Generalized biomolecular modeling and design with RoseTTAFold all-atom
Data files
Mar 11, 2024 version files 23.20 MB
Abstract
Although AlphaFold2 (AF2) and RoseTTAFold (RF) have transformed structural biology by enabling high-accuracy protein structure modeling, they are unable to model covalent modifications or interactions with small molecules and other non-protein molecules that can play key roles in biological function. Here, we describe RoseTTAFold All-Atom (RFAA), a deep network capable of modeling full biological assemblies containing proteins, nucleic acids, small molecules, metals, and covalent modifications given the sequences of the polymers and the atomic bonded geometry of the small molecules and covalent modifications. Following training on structures of full biological assemblies in the Protein Data Bank (PDB), RFAA has comparable protein structure prediction accuracy to AF2, excellent performance in CAMEO for flexible backbone small molecule docking, and reasonable prediction accuracy for protein covalent modifications and assemblies of proteins with multiple nucleic acid chains and small molecules which, to our knowledge, no existing method can model simultaneously. By fine-tuning on diffusive denoising tasks, we develop RFdiffusion All-Atom (RFdiffusionAA), which generates binding pockets by directly building protein structures around small molecules and other non-protein molecules. Starting from random distributions of amino acid residues surrounding target small molecules, we design and experimentally validate proteins that bind the cardiac disease therapeutic digoxigenin, the enzymatic cofactor heme, and optically active bilin molecules with potential for expanding the range of wavelengths captured by photosynthesis. We anticipate that RFAA and RFdiffusionAA will be widely useful for modeling and designing complex biomolecular systems.

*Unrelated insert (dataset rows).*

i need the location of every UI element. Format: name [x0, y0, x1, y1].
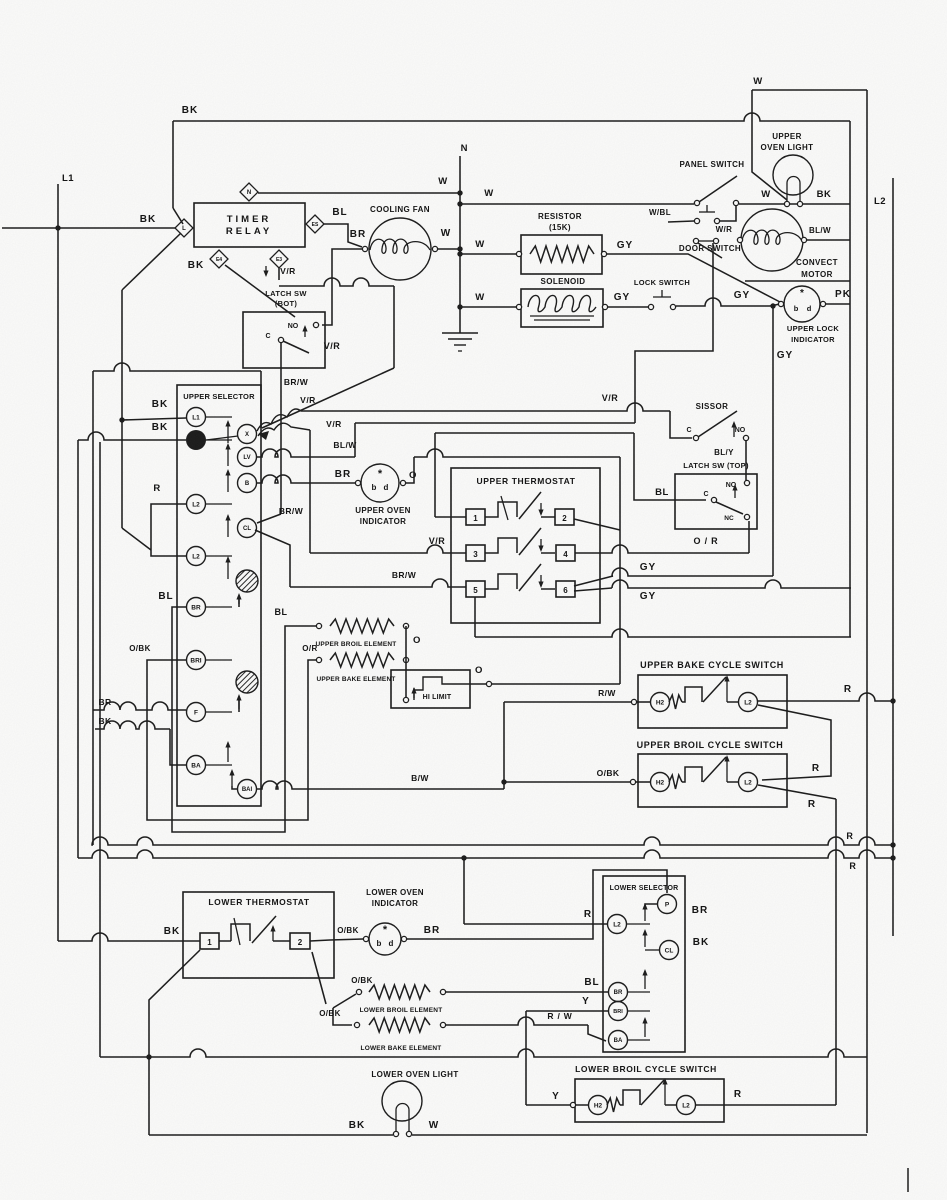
upper bake cycle switch	[651, 693, 670, 712]
upper broil element terminal	[403, 623, 408, 628]
hi limit box	[391, 670, 470, 708]
wire BR to F	[95, 702, 186, 710]
selector contact L2	[187, 495, 206, 514]
lower broil cycle switch	[589, 1096, 608, 1115]
wire BK corner left	[172, 121, 174, 208]
arrowhead into X	[258, 431, 269, 440]
lower selector box	[603, 876, 685, 1052]
wire V/R E3 run	[279, 278, 394, 286]
wire corner into L diamond	[173, 208, 183, 224]
wire BR from B	[257, 475, 356, 483]
wire resistor GY to lock indicator	[607, 254, 780, 302]
wire L1 rail	[57, 184, 59, 941]
convect motor coil	[742, 230, 802, 244]
lower broil cycle switch box	[575, 1079, 724, 1122]
latch bot NO arrow	[304, 328, 306, 337]
wire BL/W run	[355, 422, 635, 424]
scissor blade	[698, 411, 737, 437]
door switch link	[699, 240, 713, 242]
terminal diamond L	[175, 219, 193, 237]
wire enclosure right edge	[849, 121, 851, 637]
junction dot	[457, 190, 462, 195]
junction dot	[457, 251, 462, 256]
wire R bus 2	[78, 850, 893, 858]
wire rail b	[77, 440, 79, 858]
selector wiper arrow	[644, 932, 646, 947]
selector contact L2	[608, 915, 627, 934]
contact line	[206, 555, 233, 557]
wire therm1 drop diag	[149, 950, 200, 1057]
upper broil cycle switch	[651, 773, 670, 792]
wire bottom run	[100, 1049, 867, 1057]
selector wiper arrow	[644, 906, 646, 921]
thermostat row1 tick	[501, 496, 508, 520]
cooling fan coil	[370, 239, 430, 253]
wire V/R diagonal to X	[262, 368, 394, 428]
wire box5 run right	[475, 629, 851, 637]
upper broil element R	[330, 619, 394, 633]
wire R/W run lower	[446, 1017, 588, 1025]
thermostat terminal 2	[290, 933, 310, 949]
upper bake element terminal	[403, 657, 408, 662]
selector contact BRI	[187, 651, 206, 670]
wire P link	[645, 904, 658, 906]
hi limit terminal out	[486, 681, 491, 686]
solenoid coil	[528, 295, 596, 311]
lock ind terminals	[778, 301, 783, 306]
wire hi limit out	[452, 683, 486, 685]
wire Y to H2	[526, 1104, 588, 1106]
wire X feed drop	[260, 371, 262, 428]
wire box1 left	[435, 516, 466, 518]
solenoid terminal	[602, 304, 607, 309]
wire BR to lower selector P	[407, 870, 667, 939]
lower thermostat box	[183, 892, 334, 978]
solenoid underline	[530, 315, 594, 317]
thermostat terminal 1	[466, 509, 485, 525]
lower broil element terminal	[356, 989, 361, 994]
wire R out	[758, 693, 893, 701]
wire rail c	[92, 371, 94, 845]
junction dot	[890, 698, 895, 703]
selector contact LV	[238, 448, 257, 467]
door switch terminal b	[713, 238, 718, 243]
wire convect box bottom	[745, 280, 850, 282]
contact line	[628, 1010, 650, 1012]
selector contact BA	[187, 756, 206, 775]
junction dot	[457, 246, 462, 251]
contact line	[206, 503, 233, 505]
convect terminal left	[737, 237, 742, 242]
wire drop to lamp row	[148, 1057, 150, 1135]
thermostat switch row 3	[485, 588, 492, 590]
wire GY1 run	[612, 568, 773, 576]
selector wiper arrow	[227, 472, 229, 492]
thermostat terminal 3	[466, 545, 485, 561]
selector link BAI	[232, 786, 237, 789]
selector hatched contact 1	[236, 570, 258, 592]
lamp terminals	[784, 201, 789, 206]
wire E4 blade	[225, 265, 295, 317]
wire GY2 run	[612, 580, 851, 588]
contact line	[627, 923, 650, 925]
wire O riser rail	[619, 457, 621, 684]
latch bot blade	[283, 341, 309, 353]
wire fan to N rail	[438, 248, 460, 250]
wire GY drop	[772, 306, 774, 576]
wire box6 diag GY1	[574, 576, 613, 586]
wire input to H2 b	[636, 781, 650, 783]
wire V/R run to scissor	[310, 403, 670, 411]
wire R bus 1	[92, 837, 893, 845]
contact line	[206, 439, 233, 441]
wire V/R drop	[393, 286, 395, 368]
wire O/R run	[576, 545, 749, 553]
wire BL/Y drop	[745, 441, 747, 481]
wire E3 to latch NO	[278, 268, 280, 280]
contact line	[645, 949, 659, 951]
junction dot	[890, 842, 895, 847]
wire V/R from X 2	[258, 423, 310, 436]
junction dot	[119, 417, 124, 422]
latch sw top box	[675, 474, 757, 529]
wire box1 riser	[434, 433, 436, 517]
selector link hatch1	[238, 596, 240, 607]
wire ES to fan BL	[324, 224, 362, 247]
wire broil stub	[333, 994, 356, 1008]
wire BR/W to therm 5	[290, 579, 466, 587]
selector contact P	[658, 895, 677, 914]
contact line	[206, 711, 233, 713]
wire timer L rail	[121, 290, 123, 528]
selector wiper arrow	[231, 772, 233, 786]
ground symbol	[442, 332, 478, 334]
lower oven indicator	[369, 923, 401, 955]
solenoid terminal	[516, 304, 521, 309]
selector contact L1	[187, 408, 206, 427]
wire V/R from X	[257, 409, 310, 431]
junction dot	[146, 1054, 151, 1059]
wire BR/W diag to CL	[257, 514, 281, 523]
selector contact BRI	[609, 1002, 628, 1021]
thermostat terminal 2	[555, 509, 574, 525]
wire BR corner	[93, 709, 95, 711]
wire B/W from BAI	[257, 781, 504, 789]
wire BL drop to latch C	[634, 433, 706, 500]
wire V/R drop 2	[309, 430, 311, 553]
selector contact F	[187, 703, 206, 722]
wire BK from L1 to timer	[2, 227, 176, 229]
wire to lock ind	[770, 304, 780, 306]
wire BK lamp	[149, 1134, 393, 1136]
wire R/W run	[504, 701, 632, 703]
wire BL/W from LV	[257, 449, 355, 457]
wire rail d	[99, 442, 101, 1057]
panel switch terminal b	[733, 200, 738, 205]
selector contact B	[238, 474, 257, 493]
selector wiper arrow	[644, 972, 646, 989]
wire box4 to O/R	[575, 552, 576, 554]
wire right rail W	[866, 90, 868, 1133]
wire input to H2	[637, 701, 650, 703]
upper broil cycle switch box	[638, 754, 787, 807]
cooling fan motor	[369, 218, 431, 280]
wire W from N diamond	[258, 192, 460, 194]
selector hatched contact 2	[236, 671, 258, 693]
latch bot C terminal	[278, 337, 283, 342]
thermostat terminal 4	[556, 545, 575, 561]
contact line	[206, 606, 233, 608]
wire R drop to lower selector	[463, 858, 465, 924]
thermostat terminal 1	[200, 933, 219, 949]
wire to X feed	[93, 363, 261, 371]
terminal diamond ES	[306, 215, 324, 233]
solenoid box	[521, 289, 603, 327]
selector contact BAI	[238, 780, 257, 799]
thermostat switch row 2	[485, 552, 492, 554]
wire box2 to drop	[574, 519, 620, 530]
wire W top	[752, 89, 867, 91]
selector contact BA	[609, 1031, 628, 1050]
wire L2 rail	[892, 178, 894, 936]
wire box1 top run	[435, 432, 634, 434]
wire W lamp to rail	[412, 1134, 867, 1136]
wire lock switch to lock indicator	[676, 298, 770, 306]
selector wiper arrow	[238, 697, 240, 709]
terminal diamond E3	[270, 250, 288, 268]
wire lamp row	[739, 203, 850, 205]
convect terminal right	[801, 237, 806, 242]
wire box6 diag GY2	[574, 588, 612, 591]
junction L1 tap	[55, 225, 60, 230]
door switch terminal	[693, 238, 698, 243]
selector contact X	[238, 425, 257, 444]
cycle switch input terminal	[631, 699, 636, 704]
junction dot	[890, 855, 895, 860]
panel push button	[694, 218, 699, 223]
latch top NC terminal	[744, 514, 749, 519]
lower broil element terminal	[440, 989, 445, 994]
wire stub rail	[333, 1008, 352, 1025]
junction dot	[770, 303, 775, 308]
upper bake cycle switch box	[638, 675, 787, 728]
wire CL to BR/W run	[255, 530, 290, 587]
lower broil element R	[369, 985, 430, 999]
wire V/R corner to scissor C	[670, 411, 692, 438]
selector contact CL	[660, 941, 679, 960]
wire BRI contact loop	[147, 660, 316, 820]
wire BK to black contact	[78, 432, 186, 440]
wire O to box2 drop	[492, 683, 620, 685]
wire L2a loop	[151, 504, 186, 556]
wire BK corner to BA	[170, 729, 186, 765]
cooling fan terminal right	[432, 246, 437, 251]
wire O/R up to NC	[748, 521, 750, 553]
door switch blade	[698, 243, 722, 258]
latch top blade	[716, 502, 743, 514]
wire R rail down	[835, 799, 837, 1105]
wire solenoid to lock switch	[608, 306, 648, 308]
wire N rail	[459, 156, 461, 333]
wire W to solenoid	[460, 306, 518, 308]
wire Y rail	[525, 1011, 527, 1105]
lower bake element terminal	[354, 1022, 359, 1027]
resistor R1	[530, 246, 594, 262]
upper lock indicator	[784, 286, 820, 322]
wire fan left down to latch NO	[322, 249, 362, 325]
junction dot	[457, 201, 462, 206]
lower bake element terminal	[440, 1022, 445, 1027]
terminal diamond N	[240, 183, 258, 201]
wire pushbutton link	[720, 206, 736, 221]
mark	[907, 1168, 909, 1192]
wire O/BK run	[504, 781, 630, 783]
upper selector box	[177, 385, 261, 806]
wire therm2 to indicator	[310, 939, 363, 941]
wire B/W rail	[503, 702, 505, 789]
wire W row to panel switch	[460, 203, 694, 205]
wire O to riser	[406, 457, 414, 483]
wire BL to lower BR	[446, 991, 609, 993]
selector wiper arrow	[227, 559, 229, 579]
scissor C terminal	[693, 435, 698, 440]
latch top NO terminal	[744, 480, 749, 485]
wire convect to edge	[807, 239, 850, 241]
wire L diagonal to selector rail	[122, 233, 181, 290]
contact line	[206, 764, 233, 766]
lower bake element R	[369, 1018, 430, 1032]
wire V/R to therm 3	[310, 545, 466, 553]
indicator terminals	[363, 936, 368, 941]
wire BK top run	[173, 113, 850, 121]
thermostat terminal 5	[466, 581, 485, 597]
latch top arrow	[734, 487, 736, 498]
selector wiper arrow	[227, 446, 229, 466]
upper broil element terminal	[316, 623, 321, 628]
scissor arrow	[733, 424, 735, 437]
selector contact solid	[186, 430, 206, 450]
wire L2 diag down b	[758, 785, 836, 799]
selector link hatch2	[238, 697, 240, 712]
wire BK to BA	[95, 721, 170, 729]
wire R/W corner to BA	[588, 1025, 606, 1041]
wire O run	[414, 449, 620, 457]
cooling fan terminal left	[362, 246, 367, 251]
panel switch terminal	[694, 200, 699, 205]
wire BK to therm 1	[58, 933, 200, 941]
selector contact L2	[187, 547, 206, 566]
latch bot NO terminal	[313, 322, 318, 327]
selector contact BR	[609, 983, 628, 1002]
lock switch	[648, 304, 653, 309]
timer relay box	[194, 203, 305, 247]
resistor box	[521, 235, 602, 274]
resistor R1 terminal	[601, 251, 606, 256]
wire box5 down	[474, 597, 476, 637]
contact line	[206, 416, 233, 418]
wire BR contact loop	[172, 607, 316, 832]
lamp terminals	[393, 1131, 398, 1136]
junction dot	[501, 779, 506, 784]
selector contact CL	[238, 519, 257, 538]
selector wiper arrow	[644, 1020, 646, 1037]
selector link dot-X	[206, 436, 238, 440]
junction dot	[461, 855, 466, 860]
upper thermostat box	[451, 468, 600, 623]
hi limit terminal	[403, 697, 408, 702]
input terminal	[570, 1102, 575, 1107]
arrow E3	[265, 266, 267, 274]
wire Y to BRI	[526, 1010, 608, 1012]
indicator terminals	[355, 480, 360, 485]
wire element join	[405, 626, 407, 700]
terminal diamond E4	[210, 250, 228, 268]
latch top C terminal	[711, 497, 716, 502]
contact line	[628, 1039, 650, 1041]
thermostat switch row 1	[485, 516, 492, 518]
upper oven light lamp	[773, 155, 813, 195]
selector wiper arrow	[238, 596, 240, 604]
upper oven indicator	[361, 464, 399, 502]
contact line	[206, 659, 233, 661]
wire BL/W riser to door switch	[635, 243, 713, 423]
wire L2 diag down	[758, 705, 831, 780]
upper bake element R	[330, 653, 394, 667]
convect motor	[741, 209, 803, 271]
hi limit switch	[414, 677, 452, 700]
wire W/BL stub	[668, 221, 694, 222]
wire to L1 contact	[122, 418, 186, 420]
wire BL/W up	[354, 423, 356, 457]
wire diag to L2b	[122, 528, 151, 550]
scissor NO terminal	[743, 435, 748, 440]
resistor R1 terminal	[516, 251, 521, 256]
thermostat terminal 6	[556, 581, 575, 597]
selector wiper arrow	[227, 423, 229, 443]
lower thermostat switch	[219, 940, 231, 942]
selector contact BR	[187, 598, 206, 617]
contact line	[628, 991, 650, 993]
cycle switch input terminal	[630, 779, 635, 784]
wire BR/W from latch C	[280, 343, 282, 514]
upper bake element terminal	[316, 657, 321, 662]
junction dot	[457, 304, 462, 309]
wire R out lower	[696, 1104, 836, 1106]
wire therm2 diag	[312, 952, 326, 1004]
wire W to resistor	[460, 253, 518, 255]
wire R corner	[464, 923, 608, 925]
selector wiper arrow	[227, 517, 229, 537]
wire PK to edge	[826, 303, 850, 305]
wire upper oven light feed	[752, 90, 787, 200]
lower oven light lamp	[382, 1081, 422, 1121]
selector wiper arrow	[227, 744, 229, 762]
panel switch blade	[699, 176, 737, 202]
latch sw bot box	[243, 312, 325, 368]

README: Generalized Biomolecular Modeling and Design with RoseTTAFold All-Atom
https://doi.org/10.5061/dryad.mcvdnck6v
Description of the data and file structure
This is a deposition of data for the manuscript "Generalized Biomolecular Modeling and Design with RoseTTAFold All-Atom which describes two methods:
- A structure prediction method that can accept, proteins, nucleic acids, small molecules and covalent modifications. (RoseTTAFold All-Atom)
- A generative model that generates protein structures around small molecules. (RFDiffusion All-Atom)

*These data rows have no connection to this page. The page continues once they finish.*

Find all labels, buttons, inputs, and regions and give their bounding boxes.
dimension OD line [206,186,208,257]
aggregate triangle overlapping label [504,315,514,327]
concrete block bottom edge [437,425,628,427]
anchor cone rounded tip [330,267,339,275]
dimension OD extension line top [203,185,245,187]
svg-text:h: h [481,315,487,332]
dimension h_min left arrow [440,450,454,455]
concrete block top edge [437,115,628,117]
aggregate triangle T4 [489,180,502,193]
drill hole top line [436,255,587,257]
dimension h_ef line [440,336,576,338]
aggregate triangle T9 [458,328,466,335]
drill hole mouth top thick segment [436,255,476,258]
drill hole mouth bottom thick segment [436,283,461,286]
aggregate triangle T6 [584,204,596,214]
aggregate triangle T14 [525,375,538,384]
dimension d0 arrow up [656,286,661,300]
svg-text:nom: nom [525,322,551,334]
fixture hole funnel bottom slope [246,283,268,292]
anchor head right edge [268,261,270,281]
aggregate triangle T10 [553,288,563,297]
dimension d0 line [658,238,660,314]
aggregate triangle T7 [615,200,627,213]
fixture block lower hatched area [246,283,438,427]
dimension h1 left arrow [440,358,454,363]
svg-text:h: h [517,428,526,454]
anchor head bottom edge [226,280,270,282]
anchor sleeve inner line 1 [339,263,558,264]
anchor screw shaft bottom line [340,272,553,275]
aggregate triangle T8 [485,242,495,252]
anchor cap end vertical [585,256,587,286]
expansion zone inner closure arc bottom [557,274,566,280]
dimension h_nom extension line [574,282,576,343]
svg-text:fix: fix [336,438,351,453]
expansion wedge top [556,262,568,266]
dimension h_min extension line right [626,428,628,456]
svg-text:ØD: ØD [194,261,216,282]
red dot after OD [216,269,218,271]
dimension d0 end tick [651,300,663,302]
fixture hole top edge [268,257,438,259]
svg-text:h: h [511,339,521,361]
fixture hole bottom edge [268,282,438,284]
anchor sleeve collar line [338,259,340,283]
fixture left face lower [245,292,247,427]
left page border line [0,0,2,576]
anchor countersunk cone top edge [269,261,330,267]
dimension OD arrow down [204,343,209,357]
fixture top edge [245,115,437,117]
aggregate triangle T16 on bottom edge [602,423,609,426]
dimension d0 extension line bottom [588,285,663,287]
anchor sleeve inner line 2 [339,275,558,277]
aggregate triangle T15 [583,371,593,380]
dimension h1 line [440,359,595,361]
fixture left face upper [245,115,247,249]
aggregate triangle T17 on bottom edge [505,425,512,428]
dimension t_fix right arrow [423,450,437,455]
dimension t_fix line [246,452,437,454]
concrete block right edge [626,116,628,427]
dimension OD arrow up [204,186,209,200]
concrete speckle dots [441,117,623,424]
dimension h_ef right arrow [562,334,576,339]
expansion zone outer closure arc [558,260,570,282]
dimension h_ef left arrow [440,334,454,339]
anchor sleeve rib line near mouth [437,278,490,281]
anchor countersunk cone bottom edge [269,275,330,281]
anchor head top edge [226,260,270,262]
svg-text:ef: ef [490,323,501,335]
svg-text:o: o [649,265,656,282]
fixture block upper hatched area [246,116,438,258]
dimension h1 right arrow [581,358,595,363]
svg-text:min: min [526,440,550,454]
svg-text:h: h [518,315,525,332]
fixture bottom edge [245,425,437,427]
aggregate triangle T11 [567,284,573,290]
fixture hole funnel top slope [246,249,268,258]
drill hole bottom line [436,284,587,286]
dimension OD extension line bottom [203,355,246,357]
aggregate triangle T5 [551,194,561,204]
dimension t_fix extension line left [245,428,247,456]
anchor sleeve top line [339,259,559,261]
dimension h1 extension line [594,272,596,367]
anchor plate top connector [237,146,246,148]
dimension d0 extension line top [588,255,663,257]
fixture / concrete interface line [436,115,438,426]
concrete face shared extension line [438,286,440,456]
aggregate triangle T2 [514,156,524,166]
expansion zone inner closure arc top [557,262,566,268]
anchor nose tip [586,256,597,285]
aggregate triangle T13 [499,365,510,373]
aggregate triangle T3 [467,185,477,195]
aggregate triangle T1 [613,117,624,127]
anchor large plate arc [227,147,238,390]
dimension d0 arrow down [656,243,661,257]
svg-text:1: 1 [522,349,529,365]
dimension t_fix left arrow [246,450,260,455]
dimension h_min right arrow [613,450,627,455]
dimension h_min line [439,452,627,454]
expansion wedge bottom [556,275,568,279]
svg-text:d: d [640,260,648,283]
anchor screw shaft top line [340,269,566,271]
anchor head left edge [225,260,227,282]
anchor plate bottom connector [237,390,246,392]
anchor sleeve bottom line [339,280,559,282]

In this data deposition, there are a set of folders.
A. fig2_structures, which contain pymol sessions used to make images in figure 2 of the manuscript. These are examples of predicted protein small molecule complexes.
B. fig3_structures, which contain pymol sessions used to make images in figure 3 of the manuscript. These are examples of predicted covalent modifications to proteins.
C. posebusters, which has the target wise performance of RFAA on the posebusters benchmark set which was used to compare to other methods. The csv file in the posebusters directory was generated by running the Posebusters suite on our predicted structures (as detailed in the manuscript). We choose not to edit this file to remove empty cells created by the automated software to maintain the integrity of the results.
D. training_set_sequences, which has all the potential sequences that could have been seen in the training set.
E. dig_designs, which has PDB files representing design models for all the experimentally characterized digoxigenin binders designed by RFdiffusion All-Atom
F. heme_designs, which has PDB files representing design models for all the experimentally characterized heme binders designed by RFdiffusion All-Atom
G. bilin_designs, which has PDB files representing design models for all the experimentally characterized bilin binders designed by RFdiffusion All-Atom
During the revision process, we had also included the PDB validation files that were included to confirm that the solved crystal structure was deposited to the PDB, but we remove these now as the structure is publicly accessible.